We must mark with care what this sentence signifies & how far it applies; the wise person is sufficient unto themselves for a happy existence, but not for mere existence.

I should like also to state to you one of the distinctions of Chrysippus who declares that,

The Wise One is in want of nothing, & yet needs many things.

“On the other hand,” they say, “nothing is needed by the fool, for they do not understand how to use anything, but they are in want of everything.”

Wise people need hands, eyes, & many things that are necessary for their daily use; but they are in want of nothing. For want implies a necessity, & nothing is necessary to the wise Ones.

Therefore, although one is self-sufficient, yet one has need of friends. One craves as many friends as possible, not, however, that one may live happily; for one will live happily even without friends.

Supreme Good calls for no practical aids from outside; it is developed at home, & arises entirely within itself. If the good seeks any portion of itself from without, it begins to be subject to the play of Fortune.

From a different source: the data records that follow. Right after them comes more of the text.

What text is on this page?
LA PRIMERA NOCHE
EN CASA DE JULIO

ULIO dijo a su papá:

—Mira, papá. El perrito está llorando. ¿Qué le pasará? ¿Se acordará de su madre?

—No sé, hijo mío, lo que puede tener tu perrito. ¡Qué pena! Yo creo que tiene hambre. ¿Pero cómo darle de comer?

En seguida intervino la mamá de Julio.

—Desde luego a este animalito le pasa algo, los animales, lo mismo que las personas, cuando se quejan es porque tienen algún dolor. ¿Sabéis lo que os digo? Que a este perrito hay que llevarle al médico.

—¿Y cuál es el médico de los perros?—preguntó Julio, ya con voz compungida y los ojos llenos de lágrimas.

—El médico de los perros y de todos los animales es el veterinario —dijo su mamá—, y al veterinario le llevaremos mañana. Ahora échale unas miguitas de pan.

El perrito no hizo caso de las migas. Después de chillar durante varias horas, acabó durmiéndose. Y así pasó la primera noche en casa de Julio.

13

People may say: “But what sort of existence will the wise person have, if they be left friendless when thrown into prison, or when stranded in some foreign nation?”

One’s life will be like that of Jupiter, who, amid the dissolution of the world, when the gods are confounded together & Nature rests for a space from its work, can retire into oneself & give themselves over to their own thoughts.

In some such way as this the sage will act; they will retreat into themselves, & live with themselves.

As long as one is allowed to order their affairs according to their judgment, one is self-sufficient – & marries a partner; one is self-sufficient – & brings up children; one is self-sufficient – & yet could not live if one had to live without the society of people.

Natural promptings, & not, one’s own selfish needs, draw one into friendships. For just as other things have for us an inherent attractiveness, so has friendship.

As we hate solitude & crave society, as nature draws people to each other, so in this matter also there is an attraction which makes us desirous of friendship.

For Stilbo, after his country was captured & his children & his wife lost, as he emerged from the general desolation alone & yet happy, spoke as follows to Demetrius, called Sacker of Cities because of the destruction he brought upon them, in answer to the question whether he had lost anything: “I have all my goods with me!”

Here is indeed, a brave & stout-hearted person for you! The enemy conquered, but Stilbo conquered his conqueror. “I have lost nothing!” Aye, he forced Demetrius to wonder whether he himself had conquered after all. “My goods are all with me!” In other words, he deemed nothing that might be taken from him to be a good.

Do you understand now how much easier it is to conquer a whole tribe than to conquer one man?

This saying of Stilbo makes common ground with Stoicism; the Stoic also can carry their goods unimpaired through cities that have been burned to ashes; for they are self-sufficient. Such are the bounds which they set to their own happiness.

You must not think that our school alone can utter noble words; Epicurus himself, the reviler of Stilbo, spoke similar language;

“Whoever does not regard what one has as most ample wealth, is unhappy, though one be master of the whole world.”

Or, if the following seems to you a more suitable phrase, – for we must try to render the meaning & not the mere words:
“A person may rule the world & still be unhappy, if one does not feel that one is supremely happy.”

In order, however, that you may know that these sentiments are universal, suggested, of course, by Nature, you will find in one of the comic poets this verse:

Unblest is one who thinks oneself unblest.

For what does your condition matter, if it is bad in your own eyes?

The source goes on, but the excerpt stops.